The narrative goes bold, provocative, and funny as decadence and disaster unfold at Saltburn, buoyed by ace performances that deliver the booty with sublime results. The boldness in narration is exemplified by the scene in which Oliver is shown drinking bathwater into which Felix has just ejaculated and there’s even one where he masturbates on the grave. Fennell even justifies a lengthy sequence during which Oliver dances nude to ‘Murder on the Dance Floor,’ quite brilliantly. Fennell’s scripts have shock value and this one is no different. She showcases the aristocrats as people with feelings. They may be superior but not nasty. They are also kind enough to give a party to honor Oliver’s birthday after having learned that he just lost his father. Fennell uses their flaws to show us that the financially blessed too are driven by primal needs. Oliver’s cringe-inducing, homoerotic, and kinky behavior on display is what shocks you the most here.
Jacob Elordi who is Australian/Spanish does well to fit into the English aristocracy he is part of in reel life, and Keoghan makes a terrifically daring impoverished English Oliver despite being Irish in real life. Even Archie Madekwe does ‘spaced-out’ beautifully as the American cousin. Rosamund Pike and Richard E. Grant together send up some hilarity with their uppity manners and foppish pronouncements.
The supporting players have their funny moments too. Carey Mulligan is a stand-out as a drug-addled socialite and Paul Rhys makes for a to-the-manner-born, straight-laced butler.

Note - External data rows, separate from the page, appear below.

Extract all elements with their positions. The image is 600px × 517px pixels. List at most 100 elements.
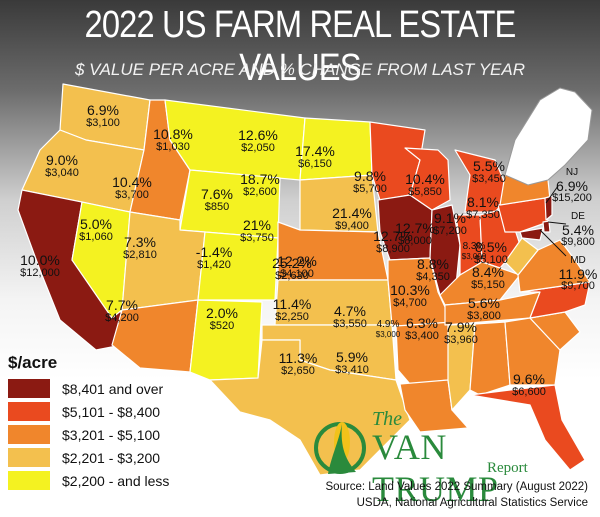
percent-change: 10.3% [390,282,430,298]
legend-label: $8,401 and over [62,380,164,397]
state-label-fl: 9.6% $6,600 [512,372,546,398]
state-label-ky: 8.8% $4,350 [416,257,450,283]
state-fl [469,384,586,471]
source-line-1: Source: Land Values 2022 Summary (August… [325,481,588,493]
value-per-acre: $3,400 [405,329,439,342]
value-per-acre: $3,100 [86,116,120,129]
state-wv [504,237,539,276]
percent-change: 8.3% [462,241,486,252]
percent-change: 5.0% [80,216,112,232]
state-label-co: -1.4% $1,420 [196,245,233,271]
state-label-id: 10.4% $3,700 [112,175,152,201]
logo-name: VAN TRUMP [372,427,499,509]
value-per-acre: $5,150 [471,278,505,291]
state-label-il: 12.7% $8,900 [373,229,413,255]
legend-swatch-tier-3 [8,425,50,444]
states-layer [17,83,591,476]
corn-globe-icon [314,422,366,474]
percent-change: 10.8% [153,126,193,142]
percent-change: 4.7% [334,303,366,319]
value-per-acre: $8,900 [376,242,410,255]
state-label-wi: 9.8% $5,700 [353,169,387,195]
percent-change: 9.6% [513,371,545,387]
percent-change: 9.0% [46,152,78,168]
value-per-acre: $850 [204,200,230,213]
percent-change: 6.9% [87,102,119,118]
value-per-acre: $4,350 [416,270,450,283]
state-label-ca: 10.0% $12,000 [20,253,60,279]
state-label-az: 7.7% $4,200 [105,298,139,324]
percent-change: 12.7% [373,228,413,244]
state-label-mi: 10.4% $5,850 [405,172,445,198]
percent-change: 10.4% [405,171,445,187]
logo-report: Report [487,460,528,476]
value-per-acre: $3,800 [467,309,501,322]
value-per-acre: $3,410 [335,363,369,376]
state-label-va: 8.5% $5,100 [474,240,508,266]
callout-md: MD 11.9% $9,700 [558,255,598,293]
percent-change: 7.7% [106,297,138,313]
value-per-acre: $9,400 [335,219,369,232]
callout-line-md [539,229,567,257]
state-label-wa: 6.9% $3,100 [86,103,120,129]
percent-change: 5.5% [473,158,505,174]
callout-line-nj [545,185,559,204]
state-co [197,231,279,301]
source-line-2: USDA, National Agricultural Statistics S… [356,496,588,509]
state-label-tn: 10.3% $4,700 [390,283,430,309]
value-per-acre: $7,200 [433,224,467,237]
value-per-acre: $2,250 [275,310,309,323]
van-trump-logo: The VAN TRUMP Report [312,408,552,509]
percent-change: 7.3% [124,234,156,250]
legend-item: $2,201 - $3,200 [8,446,169,469]
state-label-nc: 8.4% $5,150 [471,265,505,291]
legend-label: $2,201 - $3,200 [62,449,161,466]
percent-change: 8.1% [467,194,499,210]
value-per-acre: $5,700 [353,182,387,195]
state-label-or: 9.0% $3,040 [45,153,79,179]
state-de [542,220,551,233]
percent-change: 12.6% [238,127,278,143]
state-label-ny: 5.5% $3,450 [472,159,506,185]
state-label-tx: 11.3% $2,650 [279,351,318,377]
state-ga [504,317,561,386]
value-per-acre: $7,350 [466,208,500,221]
value-per-acre: $3,550 [333,317,367,330]
percent-change: 21% [242,217,272,233]
state-label-nd: 12.6% $2,050 [238,128,278,154]
value-per-acre: $2,810 [123,248,157,261]
value-per-acre: $520 [209,319,235,332]
state-label-ga: 7.9% $3,960 [444,320,478,346]
percent-change: -1.4% [195,244,233,260]
value-per-acre: $1,060 [79,230,113,243]
callout-de: DE 5.4% $9,800 [561,211,595,249]
percent-change: 8.4% [472,264,504,280]
state-label-ne: 21% $3,750 [240,218,274,244]
value-per-acre: $6,150 [298,157,332,170]
state-md [519,227,544,241]
state-label-ia: 21.4% $9,400 [332,206,372,232]
legend-label: $3,201 - $5,100 [62,426,161,443]
page-subtitle: $ VALUE PER ACRE AND % CHANGE FROM LAST … [75,60,525,79]
state-label-ks: 25.2% $2,630 [272,256,312,282]
percent-change: 2.0% [206,305,238,321]
legend-swatch-tier-5 [8,471,50,490]
legend-item: $8,401 and over [8,377,169,400]
state-az [111,299,199,373]
percent-change: 18.7% [240,171,280,187]
callout-nj: NJ 6.9% $15,200 [552,167,592,205]
value-per-acre: $12,000 [20,266,60,279]
source-note: Source: Land Values 2022 Summary (August… [325,480,588,511]
value-per-acre: $5,100 [474,253,508,266]
value-per-acre: $8,000 [398,234,432,247]
state-new-england [504,87,593,186]
state-ne [277,221,389,281]
state-label-oh: 9.1% $7,200 [433,211,467,237]
percent-change: 11.3% [278,350,318,366]
value-per-acre: $3,000 [461,251,487,261]
value-per-acre: $2,050 [241,141,275,154]
value-per-acre: $3,000 [375,329,401,339]
legend-item: $5,101 - $8,400 [8,400,169,423]
percent-change: 25.2% [272,255,312,271]
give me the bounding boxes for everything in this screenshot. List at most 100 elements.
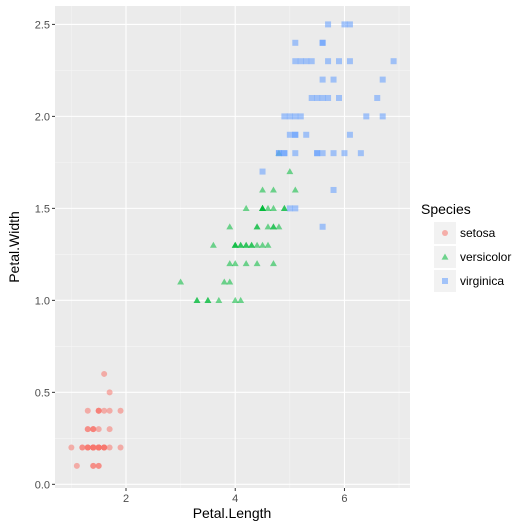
legend-item-versicolor: versicolor: [434, 246, 511, 268]
data-point: [270, 204, 277, 211]
data-point: [325, 21, 332, 28]
data-point: [90, 426, 97, 433]
data-point: [379, 113, 386, 120]
data-point: [95, 407, 102, 414]
data-point: [275, 223, 283, 230]
data-point: [95, 426, 102, 433]
data-point: [319, 94, 326, 101]
data-point: [226, 223, 234, 230]
data-point: [297, 58, 304, 65]
data-point: [292, 131, 299, 138]
data-point: [292, 58, 299, 65]
data-point: [330, 150, 337, 157]
y-tick-label: 0.5: [35, 387, 50, 399]
data-point: [286, 113, 293, 120]
data-point: [319, 150, 326, 157]
y-tick-label: 1.0: [35, 295, 50, 307]
data-point: [379, 76, 386, 83]
data-point: [259, 241, 266, 248]
data-point: [363, 113, 370, 120]
data-point: [303, 131, 310, 138]
y-tick-label: 1.5: [35, 203, 50, 215]
data-point: [292, 205, 299, 212]
data-point: [84, 407, 91, 414]
data-point: [95, 444, 102, 451]
x-axis-title: Petal.Length: [193, 505, 272, 521]
data-point: [275, 150, 282, 157]
data-point: [215, 296, 223, 303]
series-versicolor: [177, 149, 299, 303]
data-point: [286, 168, 294, 175]
data-point: [226, 278, 234, 285]
data-point: [325, 58, 332, 65]
data-point: [374, 94, 381, 101]
data-point: [193, 296, 201, 303]
data-point: [237, 241, 245, 248]
data-point: [319, 39, 326, 46]
series-setosa: [68, 370, 124, 469]
data-point: [209, 241, 217, 248]
data-point: [101, 444, 108, 451]
data-point: [281, 150, 288, 157]
data-point: [336, 58, 342, 65]
data-point: [286, 205, 293, 212]
data-point: [341, 150, 348, 157]
data-point: [84, 426, 91, 433]
data-points: [68, 21, 397, 469]
data-point: [79, 444, 86, 451]
data-point: [90, 444, 97, 451]
data-point: [308, 94, 315, 101]
y-axis-title: Petal.Width: [6, 211, 22, 283]
data-point: [319, 223, 326, 230]
data-point: [270, 186, 277, 193]
data-point: [264, 204, 272, 211]
data-point: [248, 241, 256, 248]
data-point: [346, 131, 353, 138]
data-point: [68, 444, 75, 451]
data-point: [242, 204, 250, 211]
data-point: [330, 186, 337, 193]
data-point: [231, 296, 239, 303]
y-axis: 0.0 0.5 1.0 1.5 2.0 2.5: [35, 19, 55, 491]
x-tick-label: 4: [232, 493, 238, 505]
data-point: [90, 462, 97, 469]
data-point: [253, 223, 261, 230]
data-point: [226, 260, 234, 267]
data-point: [346, 21, 353, 28]
x-axis: 2 4 6: [123, 488, 348, 505]
data-point: [357, 150, 364, 157]
data-point: [280, 204, 288, 211]
data-point: [291, 186, 299, 193]
grid-minor: [55, 6, 410, 488]
data-point: [308, 58, 315, 65]
legend-key-symbol: [442, 278, 448, 284]
x-tick-label: 2: [123, 493, 129, 505]
data-point: [314, 150, 321, 157]
legend: Species setosa versicolor virginica: [421, 201, 511, 292]
data-point: [101, 370, 108, 377]
data-point: [231, 260, 239, 267]
legend-key-symbol: [441, 253, 449, 260]
data-point: [253, 241, 261, 248]
data-point: [281, 113, 288, 120]
y-tick-label: 0.0: [35, 479, 50, 491]
legend-item-virginica: virginica: [434, 270, 504, 292]
data-point: [297, 113, 304, 120]
x-tick-label: 6: [341, 493, 347, 505]
data-point: [303, 58, 310, 65]
data-point: [292, 39, 299, 46]
data-point: [177, 278, 185, 285]
data-point: [106, 444, 113, 451]
legend-title: Species: [421, 201, 471, 217]
legend-label: setosa: [460, 226, 496, 240]
data-point: [259, 168, 266, 175]
data-point: [286, 131, 293, 138]
series-virginica: [259, 21, 397, 230]
data-point: [73, 462, 80, 469]
legend-label: virginica: [460, 274, 504, 288]
data-point: [325, 94, 332, 101]
data-point: [270, 260, 277, 267]
data-point: [106, 407, 113, 414]
data-point: [106, 389, 113, 396]
legend-label: versicolor: [460, 250, 511, 264]
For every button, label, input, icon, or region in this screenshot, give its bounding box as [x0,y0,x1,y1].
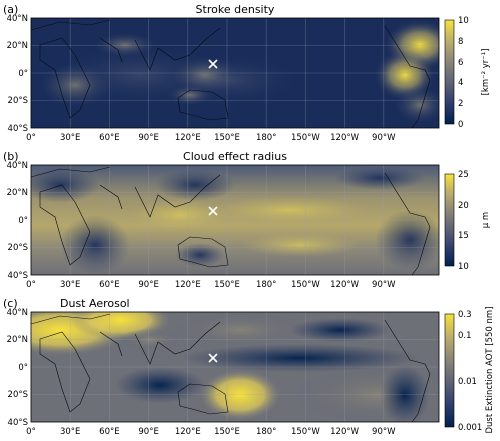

The Oscar-winning director of ‘Promising Young Woman’ makes the ‘Saltburn’ experience feel stunning. Emerald Fennell and cinematographer Linus Sandgren make every scene visually striking and therefore gratifying. Her screenplay has almost every sequence embedded with either a joke or biting sarcasm. This movie is a sexually charged reckoning about privilege and even provides some facile insight into the socio-pathology of the class divide – despite careening into utter ridiculousness en route to its preordained conclusion.